64th ISI World Statistics Congress - Ottawa, Canada

64th ISI World Statistics Congress - Ottawa, Canada

A Bayesian model for combining standardized mean differences and odds ratios in the same meta-analysis

Author

LL
Lifeng Lin

Co-author

  • Y
    Yaqi Jing
  • M
    M. Hassan Murad

Conference

64th ISI World Statistics Congress - Ottawa, Canada

Format: IPS Abstract

Keywords: meta-analysis

Session: IPS 94 - Advances in Research Synthesis in Healthcare Research

Tuesday 18 July 10 a.m. - noon (Canada/Eastern)

Abstract

Meta-analysts frequently face studies that report the same outcome differently, such as a continuous or binary variable.
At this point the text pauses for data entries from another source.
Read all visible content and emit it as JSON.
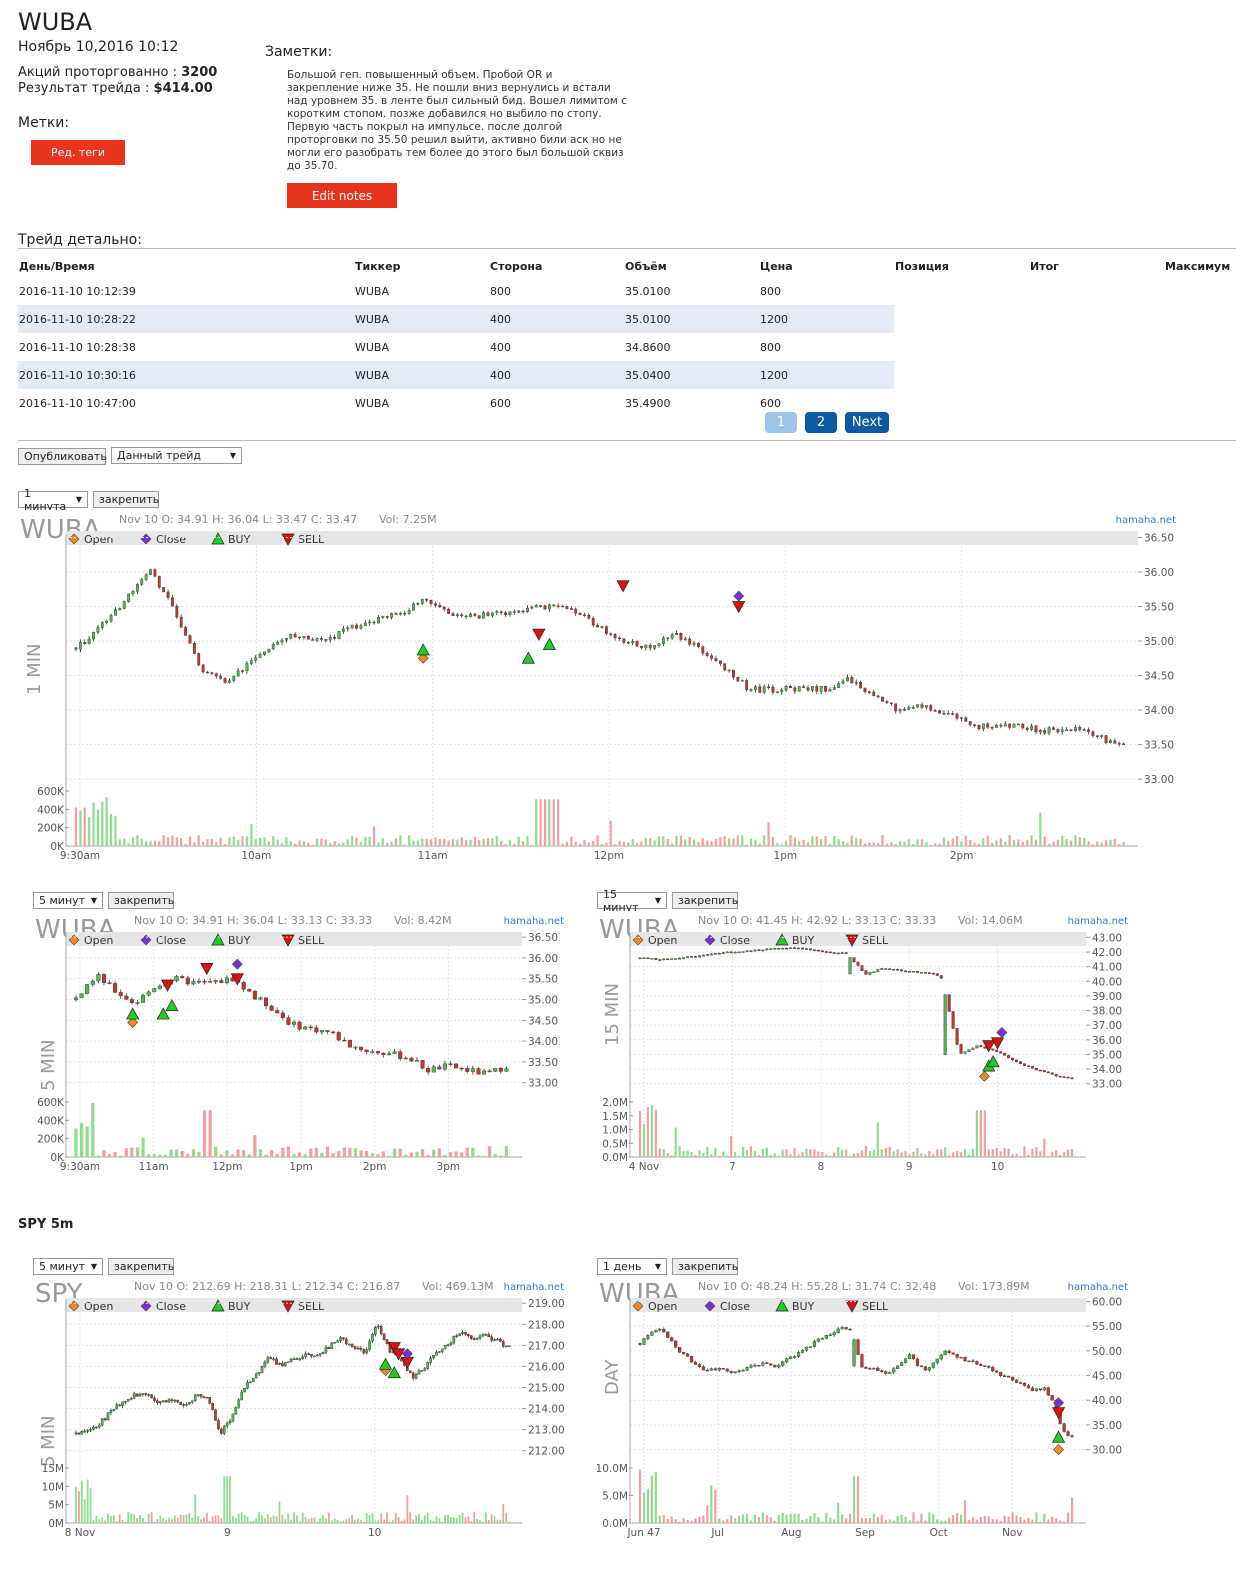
{
  "header": {
    "ticker": "WUBA",
    "datetime": "Ноябрь 10,2016 10:12",
    "shares_label": "Акций проторгованно :",
    "shares_value": "3200",
    "result_label": "Результат трейда :",
    "result_value": "$414.00",
    "tags_label": "Метки:",
    "tags_button": "Ред. теги"
  },
  "notes": {
    "label": "Заметки:",
    "text": "Большой геп. повышенный объем. Пробой OR и закрепление ниже 35. Не пошли вниз вернулись и встали над уровнем 35. в ленте был сильный бид. Вошел лимитом с коротким стопом. позже добавился но выбило по стопу. Первую часть покрыл на импульсе. после долгой проторговки по 35.50 решил выйти, активно били аск но не могли его разобрать тем более до этого был большой сквиз до 35.70.",
    "edit_button": "Edit notes"
  },
  "trade_detail": {
    "label": "Трейд детально:",
    "columns": [
      "День/Время",
      "Тиккер",
      "Сторона",
      "Объём",
      "Цена",
      "Позиция",
      "Итог",
      "Максимум"
    ],
    "rows": [
      [
        "2016-11-10 10:12:39",
        "WUBA",
        "800",
        "35.0100",
        "800"
      ],
      [
        "2016-11-10 10:28:22",
        "WUBA",
        "400",
        "35.0100",
        "1200"
      ],
      [
        "2016-11-10 10:28:38",
        "WUBA",
        "400",
        "34.8600",
        "800"
      ],
      [
        "2016-11-10 10:30:16",
        "WUBA",
        "400",
        "35.0400",
        "1200"
      ],
      [
        "2016-11-10 10:47:00",
        "WUBA",
        "600",
        "35.4900",
        "600"
      ]
    ],
    "pagination": [
      "1",
      "2",
      "Next"
    ]
  },
  "controls": {
    "publish_button": "Опубликовать",
    "trade_select": "Данный трейд"
  },
  "legend": {
    "open": "Open",
    "close": "Close",
    "buy": "BUY",
    "sell": "SELL"
  },
  "watermark": "hamaha.net",
  "pin_label": "закрепить",
  "section_spy": "SPY 5m",
  "colors": {
    "up": "#2ca02c",
    "down": "#d62728",
    "open_marker": "#f08a1e",
    "close_marker": "#7a2ed6",
    "buy_marker": "#22cc22",
    "sell_marker": "#dd1111",
    "accent": "#e8341c",
    "page_btn": "#0c5aa0"
  },
  "chart_data": [
    {
      "type": "candlestick",
      "id": "c1",
      "interval_select": "1 минута",
      "symbol": "WUBA",
      "ohlc": "Nov 10 O: 34.91 H: 36.04 L: 33.47 C: 33.47",
      "vol": "Vol: 7.25M",
      "side_label": "1 MIN",
      "ylim": [
        32.9,
        36.55
      ],
      "yticks": [
        "36.50",
        "36.00",
        "35.50",
        "35.00",
        "34.50",
        "34.00",
        "33.50",
        "33.00"
      ],
      "vol_ticks": [
        "600K",
        "400K",
        "200K",
        "0K"
      ],
      "xticks": [
        "9:30am",
        "10am",
        "11am",
        "12pm",
        "1pm",
        "2pm"
      ],
      "path": [
        34.9,
        35.2,
        35.6,
        36.0,
        35.4,
        34.6,
        34.4,
        34.7,
        35.0,
        35.1,
        35.0,
        35.2,
        35.3,
        35.4,
        35.6,
        35.4,
        35.35,
        35.4,
        35.45,
        35.5,
        35.45,
        35.2,
        35.0,
        34.9,
        35.1,
        34.9,
        34.6,
        34.3,
        34.3,
        34.3,
        34.3,
        34.45,
        34.2,
        34.0,
        34.05,
        33.95,
        33.75,
        33.8,
        33.75,
        33.7,
        33.75,
        33.6,
        33.5
      ],
      "markers": [
        {
          "kind": "open",
          "x": 0.33,
          "y": 34.75
        },
        {
          "kind": "buy",
          "x": 0.33,
          "y": 34.87
        },
        {
          "kind": "buy",
          "x": 0.43,
          "y": 34.75
        },
        {
          "kind": "buy",
          "x": 0.45,
          "y": 34.95
        },
        {
          "kind": "sell",
          "x": 0.44,
          "y": 35.1
        },
        {
          "kind": "sell",
          "x": 0.52,
          "y": 35.8
        },
        {
          "kind": "sell",
          "x": 0.63,
          "y": 35.5
        },
        {
          "kind": "close",
          "x": 0.63,
          "y": 35.65
        }
      ]
    },
    {
      "type": "candlestick",
      "id": "c2",
      "interval_select": "5 минут",
      "symbol": "WUBA",
      "ohlc": "Nov 10 O: 34.91 H: 36.04 L: 33.13 C: 33.33",
      "vol": "Vol: 8.42M",
      "side_label": "5 MIN",
      "ylim": [
        32.8,
        36.6
      ],
      "yticks": [
        "36.50",
        "36.00",
        "35.50",
        "35.00",
        "34.50",
        "34.00",
        "33.50",
        "33.00"
      ],
      "vol_ticks": [
        "600K",
        "400K",
        "200K",
        "0K"
      ],
      "xticks": [
        "9:30am",
        "11am",
        "12pm",
        "1pm",
        "2pm",
        "3pm"
      ],
      "path": [
        35.0,
        35.6,
        35.2,
        34.9,
        35.3,
        35.5,
        35.4,
        35.4,
        35.5,
        35.1,
        34.8,
        34.4,
        34.3,
        34.2,
        33.9,
        33.75,
        33.7,
        33.6,
        33.3,
        33.4,
        33.3,
        33.2,
        33.4
      ],
      "markers": [
        {
          "kind": "open",
          "x": 0.13,
          "y": 34.45
        },
        {
          "kind": "buy",
          "x": 0.13,
          "y": 34.65
        },
        {
          "kind": "buy",
          "x": 0.2,
          "y": 34.65
        },
        {
          "kind": "buy",
          "x": 0.22,
          "y": 34.85
        },
        {
          "kind": "sell",
          "x": 0.21,
          "y": 35.35
        },
        {
          "kind": "sell",
          "x": 0.3,
          "y": 35.75
        },
        {
          "kind": "sell",
          "x": 0.37,
          "y": 35.5
        },
        {
          "kind": "close",
          "x": 0.37,
          "y": 35.85
        }
      ]
    },
    {
      "type": "candlestick",
      "id": "c3",
      "interval_select": "15 минут",
      "symbol": "WUBA",
      "ohlc": "Nov 10 O: 41.45 H: 42.92 L: 33.13 C: 33.33",
      "vol": "Vol: 14.06M",
      "side_label": "15 MIN",
      "ylim": [
        32.5,
        43.3
      ],
      "yticks": [
        "43.00",
        "42.00",
        "41.00",
        "40.00",
        "39.00",
        "38.00",
        "37.00",
        "36.00",
        "35.00",
        "34.00",
        "33.00"
      ],
      "vol_ticks": [
        "2.0M",
        "1.5M",
        "1.0M",
        "0.5M",
        "0.0M"
      ],
      "xticks": [
        "4 Nov",
        "7",
        "8",
        "9",
        "10"
      ],
      "path": [
        41.6,
        41.5,
        41.6,
        41.7,
        41.9,
        42.0,
        42.1,
        42.2,
        42.3,
        42.2,
        42.0,
        41.9,
        40.5,
        40.9,
        40.7,
        40.6,
        40.4,
        35.0,
        35.6,
        35.2,
        34.5,
        34.0,
        33.6,
        33.3
      ],
      "gap_after": [
        11,
        16
      ],
      "markers": [
        {
          "kind": "open",
          "x": 0.79,
          "y": 33.5
        },
        {
          "kind": "buy",
          "x": 0.8,
          "y": 34.2
        },
        {
          "kind": "buy",
          "x": 0.81,
          "y": 34.5
        },
        {
          "kind": "sell",
          "x": 0.8,
          "y": 35.6
        },
        {
          "kind": "sell",
          "x": 0.82,
          "y": 35.8
        },
        {
          "kind": "close",
          "x": 0.83,
          "y": 36.5
        }
      ]
    },
    {
      "type": "candlestick",
      "id": "c4",
      "interval_select": "5 минут",
      "symbol": "SPY",
      "ohlc": "Nov 10 O: 212.69 H: 218.31 L: 212.34 C: 216.87",
      "vol": "Vol: 469.13M",
      "side_label": "5 MIN",
      "ylim": [
        211.7,
        219.2
      ],
      "yticks": [
        "219.00",
        "218.00",
        "217.00",
        "216.00",
        "215.00",
        "214.00",
        "213.00",
        "212.00"
      ],
      "vol_ticks": [
        "15M",
        "10M",
        "5M",
        "0M"
      ],
      "xticks": [
        "8 Nov",
        "9",
        "10"
      ],
      "path": [
        212.8,
        212.9,
        213.3,
        213.9,
        214.4,
        214.7,
        214.6,
        214.3,
        214.4,
        214.2,
        214.6,
        214.5,
        212.8,
        213.6,
        215.0,
        215.6,
        216.5,
        216.0,
        216.3,
        216.5,
        216.6,
        216.9,
        217.3,
        216.9,
        216.7,
        218.0,
        216.8,
        216.2,
        215.5,
        216.0,
        216.7,
        217.1,
        217.7,
        217.3,
        217.5,
        217.2,
        216.9
      ],
      "markers": [
        {
          "kind": "open",
          "x": 0.71,
          "y": 215.8
        },
        {
          "kind": "buy",
          "x": 0.71,
          "y": 216.1
        },
        {
          "kind": "buy",
          "x": 0.73,
          "y": 215.7
        },
        {
          "kind": "sell",
          "x": 0.73,
          "y": 216.9
        },
        {
          "kind": "sell",
          "x": 0.74,
          "y": 216.6
        },
        {
          "kind": "sell",
          "x": 0.76,
          "y": 216.2
        },
        {
          "kind": "close",
          "x": 0.76,
          "y": 216.6
        }
      ]
    },
    {
      "type": "candlestick",
      "id": "c5",
      "interval_select": "1 день",
      "symbol": "WUBA",
      "ohlc": "Nov 10 O: 48.24 H: 55.28 L: 31.74 C: 32.48",
      "vol": "Vol: 173.89M",
      "side_label": "DAY",
      "ylim": [
        28.5,
        60.5
      ],
      "yticks": [
        "60.00",
        "55.00",
        "50.00",
        "45.00",
        "40.00",
        "35.00",
        "30.00"
      ],
      "vol_ticks": [
        "10.0M",
        "5.0M",
        "0.0M"
      ],
      "xticks": [
        "Jun 47",
        "Jul",
        "Aug",
        "Sep",
        "Oct",
        "Nov"
      ],
      "path": [
        51.5,
        53.5,
        54.5,
        52.5,
        50.0,
        48.5,
        47.0,
        46.0,
        46.5,
        46.0,
        45.5,
        46.5,
        47.0,
        47.5,
        46.5,
        48.0,
        49.0,
        50.0,
        51.5,
        52.5,
        53.5,
        54.5,
        54.0,
        47.0,
        46.5,
        46.0,
        45.5,
        47.0,
        49.5,
        47.0,
        46.0,
        48.5,
        50.0,
        49.0,
        48.0,
        47.5,
        47.0,
        45.5,
        45.0,
        44.0,
        43.0,
        42.0,
        42.5,
        40.0,
        33.5,
        32.5
      ],
      "gap_after": [
        22
      ],
      "markers": [
        {
          "kind": "open",
          "x": 0.96,
          "y": 30.0
        },
        {
          "kind": "buy",
          "x": 0.96,
          "y": 32.5
        },
        {
          "kind": "sell",
          "x": 0.96,
          "y": 37.5
        },
        {
          "kind": "close",
          "x": 0.96,
          "y": 39.5
        }
      ]
    }
  ]
}
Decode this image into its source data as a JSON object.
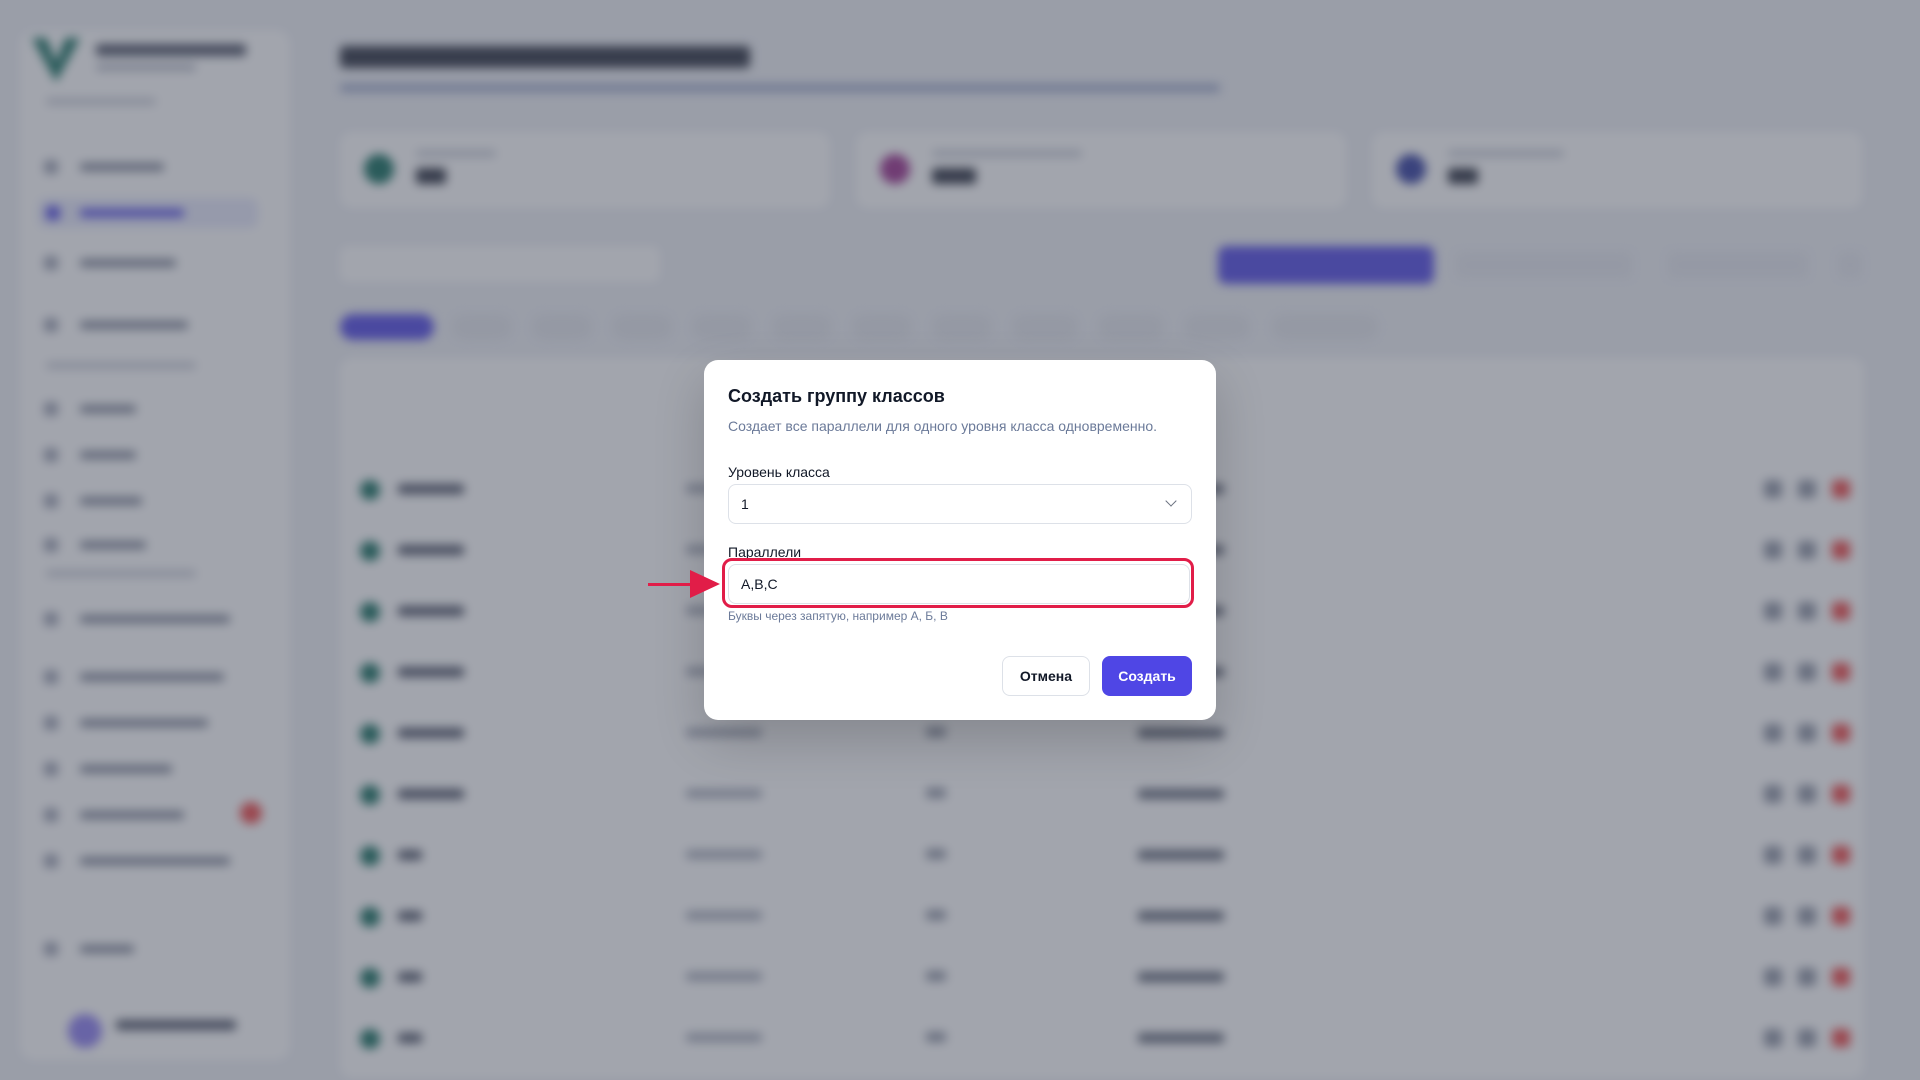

To combine these two types of results, a simple conversion method has been widely used to handle standardized mean differences (SMDs) and odds ratios (ORs). This conventional method uses a linear function connecting the SMD and log OR and assumes logistic distributions for continuous measures. However, the normality assumption is more commonly used, and the conventional method may be inaccurate when effect sizes are large or cutoff values are extreme. This talk presents a Bayesian hierarchical model to synthesize SMDs and ORs without using the conventional conversion. Our model assumes exact likelihoods for continuous and binary outcome measures that account for full uncertainties in the synthesized results. We performed simulation studies to compare the performance of the conventional and Bayesian methods. The Bayesian method generally produced less biased results with smaller mean squared errors and higher coverage probabilities than the conventional method in most cases. We used case studies to illustrate the proposed Bayesian method in real-world settings.